Today, let’s see a practical application of the Tenable.sc API analysis endpoint. We’ll use the list of known exploited vulnerabilities provided by CISA and compare the CVEs to the results of our scans. This will give us a list of active unpatched CVEs in our network that should be prioritized, as they are being used in real world attacks.
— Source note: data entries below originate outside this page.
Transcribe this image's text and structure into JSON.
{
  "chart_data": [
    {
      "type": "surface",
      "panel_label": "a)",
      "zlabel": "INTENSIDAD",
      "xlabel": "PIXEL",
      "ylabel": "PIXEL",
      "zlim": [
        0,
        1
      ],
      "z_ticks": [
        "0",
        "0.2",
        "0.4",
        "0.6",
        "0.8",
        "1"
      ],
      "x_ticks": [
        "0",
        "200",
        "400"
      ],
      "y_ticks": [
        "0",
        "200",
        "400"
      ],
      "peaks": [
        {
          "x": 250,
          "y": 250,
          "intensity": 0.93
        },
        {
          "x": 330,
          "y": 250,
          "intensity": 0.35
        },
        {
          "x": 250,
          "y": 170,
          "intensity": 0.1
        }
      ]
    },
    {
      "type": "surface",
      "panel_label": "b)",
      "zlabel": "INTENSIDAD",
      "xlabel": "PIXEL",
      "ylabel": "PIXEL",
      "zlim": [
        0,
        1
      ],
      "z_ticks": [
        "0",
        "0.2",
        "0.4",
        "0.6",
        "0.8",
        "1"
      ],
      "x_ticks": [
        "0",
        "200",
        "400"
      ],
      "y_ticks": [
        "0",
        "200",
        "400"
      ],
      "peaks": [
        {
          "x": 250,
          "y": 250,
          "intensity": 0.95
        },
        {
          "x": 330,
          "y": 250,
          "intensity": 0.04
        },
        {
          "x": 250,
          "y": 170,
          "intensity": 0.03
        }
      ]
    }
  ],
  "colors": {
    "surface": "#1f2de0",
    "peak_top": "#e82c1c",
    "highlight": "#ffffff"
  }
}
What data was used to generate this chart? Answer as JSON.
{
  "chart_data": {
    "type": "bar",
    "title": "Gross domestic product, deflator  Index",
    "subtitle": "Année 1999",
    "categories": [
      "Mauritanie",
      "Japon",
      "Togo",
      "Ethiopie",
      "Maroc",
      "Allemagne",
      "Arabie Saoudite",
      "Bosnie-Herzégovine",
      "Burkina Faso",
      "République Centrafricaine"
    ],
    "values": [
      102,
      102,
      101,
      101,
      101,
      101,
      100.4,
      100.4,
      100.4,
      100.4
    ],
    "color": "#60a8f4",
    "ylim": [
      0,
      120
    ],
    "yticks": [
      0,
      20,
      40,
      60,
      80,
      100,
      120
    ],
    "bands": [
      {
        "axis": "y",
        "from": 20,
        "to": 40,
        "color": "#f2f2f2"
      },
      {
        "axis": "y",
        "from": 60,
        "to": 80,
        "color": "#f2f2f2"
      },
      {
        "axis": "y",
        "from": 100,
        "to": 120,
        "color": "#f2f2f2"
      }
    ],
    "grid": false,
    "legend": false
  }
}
Known Exploited Vulnerabilities(KEV)
CISA kindly provides a CSV file with all the vulnerabilities in their catalog of known exploited vulnerabilities; we can download it here
Tenable.sc Analysis API Endpoint
As we saw in previous posts, we can interact with the Analysis endpoint through the API, just need to generate the access and secret keys as seen here and build the authentication headers like this:
$accessKey = 'ACCESS_KEY_HERE'
$secretKey = 'SECRET_KEY_HERE'
$headers = @{}
$headers.Add("x-apikey", "accessKey=$accessKey;secretKey=$secretKey")
Filters
I’ll use just 2 filters for this request, lastSeen and severity:
# Filters applied:
# Last observed: within the last 7 days
# Severity: Medium, High, Critical
$filters = @(
@{"filterName"="lastSeen"; "operator"="="; "value"="0:7"},
@{"filterName"="severity"; "operator"="="; "value"="2,3,4"}
)
This will give us back all Medium, High and Critical vulnerabilities observed within the last 7 days.
Query
Now we build the query with the filter just defined, using the tool vulndetails:
$query = @{"tool"="vulndetails";
"createdTime"=0;
"modifiedTime"=0;
"name"="";
"description"="";
"type"="vuln";
"sortDir"="desc";
"context"="";
"startOffset"=0;
"endOffset"=99999;
"sortField"="severity";
"filters"=$filters
}
Request
We build the body:
$body = @{"sourceType"="cumulative";"type"="vuln";"query"=$query} | ConvertTo-Json -Compress -Depth 5
Then make the request to analysis endpoint:
#Tenable.sc URL
$scURL = 'https://192.168.12.11'
#Get results from query
$result = Invoke-RestMethod -Uri $scURL/rest/analysis -Method Post -Headers $headers -Body $body -UseBasicParsing
$queryResult = $result.response
This gives us all vulnerability data for the last 7 days in the $queryResult variable.
Report unpatched KEV
Let’s make a CSV report with all the unpatched known exploited vulnerabilities detected in our scans. We extract just some fields from the data and format it to compare it to the CSV list we downloaded from CISA.
# We get all vulnerabilities IP, CVEs, Name and pluginID
$resultFormatted = @()
foreach ($record in $queryResult.results) {
$ip = $record.ip
$cve = $record.cve
$name = $record.pluginName
$pluginID = $record.pluginID
$resultFormatted += New-Object psobject -Property @{
'IP' = $ip
'CVE' = $cve
'pluginID' = $pluginID
'Name' = $name
} | Select-Object IP,CVE,pluginID,Name
}
Now get the list of CVEs both in KEV file and in our DB:
# Get contents of KEV from CISA file
$kev = Import-Csv 'C:\KEV\known_exploited_vulnerabilities.csv'
# Get list of CVEs matching in our DB
$kevMatch = @()
foreach ( $vuln in $resultFormatted ) {
# Some records have multiple CVEs in a single vulnerability
$individualCVE = $vuln.CVE -split ","
foreach ($i in $individualCVE) {
if ( $i -in $kev.cveID) {
$kevMatch += $vuln
}
}
}
And that gives us a list of unpatched CVEs in our scan data:
Lastly, we generate a CSV report with our findings; in the output we get the IP, CVE, Name, and plugin ID to help us with remediation:
#Prepare outputfile
$outputFile = 'C:\KEV\active_kev.csv'
#export to CSV all hosts with active CVEs from the KEV list
$kevMatch | Export-Csv -path $outputFile -NoTypeInformation
Conclusion
All entries in the generated report should be marked as priority for remediation, as they are being actively exploited.
This is just a quick example on how to use the API to our advantage and provide added value to our reports, I hope you liked it and gave you ideas for your own uses of Tenable.sc API!